Her hands are disconnected from her head, which watches the colors go by in their vast swathes. She’s seen colors like those before, hanging in the sky. Was it a sky? It wasn’t really anything like the sea, now, was it? Those impossible clouds melt under her tongue like candyfloss in bursts of flower petals.

The hound heaves shoulders up into her lap. She responds by rubbing and playing with the exposed throat, and the sound of the hound’s tail hitting the chariot bed is near-deafening, a drum solo of enthusiasm and joy. “Right there. Right there. I can see why you had a thing for her. My sister’s so lucky, isn’t she?”

Sisters? Sisters, then. Yes. Maybe an in-law one day. It’s fine to have a sister-in-law on your lap, tongue lolling, panting, grabbing at wrists whenever they seem to be drifting away so that she can pull them back to their work. A bond of friendship-through-association being strengthened with scritchies.

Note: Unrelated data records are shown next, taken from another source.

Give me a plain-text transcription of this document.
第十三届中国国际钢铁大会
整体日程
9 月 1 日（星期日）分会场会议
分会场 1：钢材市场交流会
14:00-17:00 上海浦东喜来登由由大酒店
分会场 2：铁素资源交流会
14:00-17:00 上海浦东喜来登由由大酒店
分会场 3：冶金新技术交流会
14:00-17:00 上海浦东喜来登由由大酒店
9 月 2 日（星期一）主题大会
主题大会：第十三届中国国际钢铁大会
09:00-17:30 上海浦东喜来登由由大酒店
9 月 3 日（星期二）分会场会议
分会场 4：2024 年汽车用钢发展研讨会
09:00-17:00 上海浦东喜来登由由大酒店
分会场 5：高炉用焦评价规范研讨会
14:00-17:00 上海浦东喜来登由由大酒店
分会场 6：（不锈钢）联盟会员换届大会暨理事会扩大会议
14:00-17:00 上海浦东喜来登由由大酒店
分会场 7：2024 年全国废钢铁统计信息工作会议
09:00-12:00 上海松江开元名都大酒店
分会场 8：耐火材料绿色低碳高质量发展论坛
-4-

Thump, thump! Speak of the Beloved and she will appear. The hound playfully leers up at her sister, mimicking the act of taking a photograph. The girl instead stares, respectfully. She could join in, but there’s a head in her lap, and they’ll both hunt her down if she stops. Instead she just intently studies the way her Beloved stretches, the lift of one heel, the muscles working under her skin.

Thoughts of skirts will bedevil her long after the sound of bells moves on, moving up the line.